Allo è la nuova app di messaggistica rilasciata da Google sul Play Store. Rispetto ad Hangouts, promette un’esperienza utente più fluida ed intutiva e più intelligente grazie alla presenza di Google Assistant.  Potrebbe presentarsi come il servizio di messaggistica più completo disponibile al momento. Ma è davvero così?

Allo è la nuova piattaforma di messaggistica istantanea. Si tratta di un’altra app per messaggiare con amici e parenti? Sì e no. Questo non è certo il primo servizio di questo tipo lanciato da Big G ma sembra il migliore.  GTalk e Hangouts non sono riusciti.   Allo è una nuova opportunità per Google. Permette agli utenti di utilizzare l’app sfruttando solo il numero di telefono. Non è quindi necessario creare un account Google ma basta scaricare l’app, installarla ed aspettare la conferma del numero a cui è associato l’account. Come è per WhatsApp. L’account Google vi sarà necessario se desiderate chiedere a Google Assistant informazioni relative ai vostri impegni salvati sul calendario.
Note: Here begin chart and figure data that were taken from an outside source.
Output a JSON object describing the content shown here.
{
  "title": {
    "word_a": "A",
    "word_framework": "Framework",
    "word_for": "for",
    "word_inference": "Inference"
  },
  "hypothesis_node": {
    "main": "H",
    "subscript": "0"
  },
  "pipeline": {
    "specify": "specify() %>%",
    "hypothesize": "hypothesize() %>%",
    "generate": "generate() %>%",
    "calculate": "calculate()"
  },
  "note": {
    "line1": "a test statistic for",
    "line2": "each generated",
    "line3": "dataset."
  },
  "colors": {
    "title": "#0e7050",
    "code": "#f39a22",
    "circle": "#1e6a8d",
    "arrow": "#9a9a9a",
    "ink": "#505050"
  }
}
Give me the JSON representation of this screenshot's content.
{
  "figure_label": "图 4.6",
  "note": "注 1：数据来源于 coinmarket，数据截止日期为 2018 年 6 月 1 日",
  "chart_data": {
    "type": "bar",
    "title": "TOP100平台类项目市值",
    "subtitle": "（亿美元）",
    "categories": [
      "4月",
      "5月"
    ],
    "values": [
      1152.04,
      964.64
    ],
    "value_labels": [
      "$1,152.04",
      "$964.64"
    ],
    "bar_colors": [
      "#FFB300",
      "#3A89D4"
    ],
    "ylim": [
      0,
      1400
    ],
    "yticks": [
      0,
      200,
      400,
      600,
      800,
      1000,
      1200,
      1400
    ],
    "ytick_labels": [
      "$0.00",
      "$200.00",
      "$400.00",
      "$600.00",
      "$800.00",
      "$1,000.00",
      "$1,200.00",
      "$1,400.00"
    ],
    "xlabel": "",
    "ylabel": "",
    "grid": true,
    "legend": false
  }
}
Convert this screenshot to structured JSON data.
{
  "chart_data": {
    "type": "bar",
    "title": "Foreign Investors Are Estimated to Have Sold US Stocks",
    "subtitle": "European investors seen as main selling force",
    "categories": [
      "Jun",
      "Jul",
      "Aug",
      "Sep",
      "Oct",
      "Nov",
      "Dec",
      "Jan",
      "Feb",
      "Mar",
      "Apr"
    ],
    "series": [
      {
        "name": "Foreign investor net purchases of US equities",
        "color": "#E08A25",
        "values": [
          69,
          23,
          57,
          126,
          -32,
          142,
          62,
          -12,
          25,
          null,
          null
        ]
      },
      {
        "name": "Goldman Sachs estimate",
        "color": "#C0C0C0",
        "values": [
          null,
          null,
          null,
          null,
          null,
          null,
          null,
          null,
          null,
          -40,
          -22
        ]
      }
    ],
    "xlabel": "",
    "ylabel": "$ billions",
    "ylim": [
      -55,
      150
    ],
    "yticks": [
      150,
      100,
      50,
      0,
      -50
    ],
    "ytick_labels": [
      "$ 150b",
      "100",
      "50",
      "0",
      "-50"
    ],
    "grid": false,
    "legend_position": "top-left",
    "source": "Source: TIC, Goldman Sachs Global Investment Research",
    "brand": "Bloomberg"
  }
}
Si può poi animare le proprie conversazioni con emoji e adesivi, e ingrandire o rimpicciolire le dimensioni del testo. Si può anche fare scarabocchi sulle fotografie. Invece per la sicurezza delle vostre conversazioni c’è la modalità incognito. Serve per grazie attivare l’autodistruzione della chat (come su Telegram). Questo per eliminare eventuali critiche sulla privacy. Fin qui nulla di nuovo.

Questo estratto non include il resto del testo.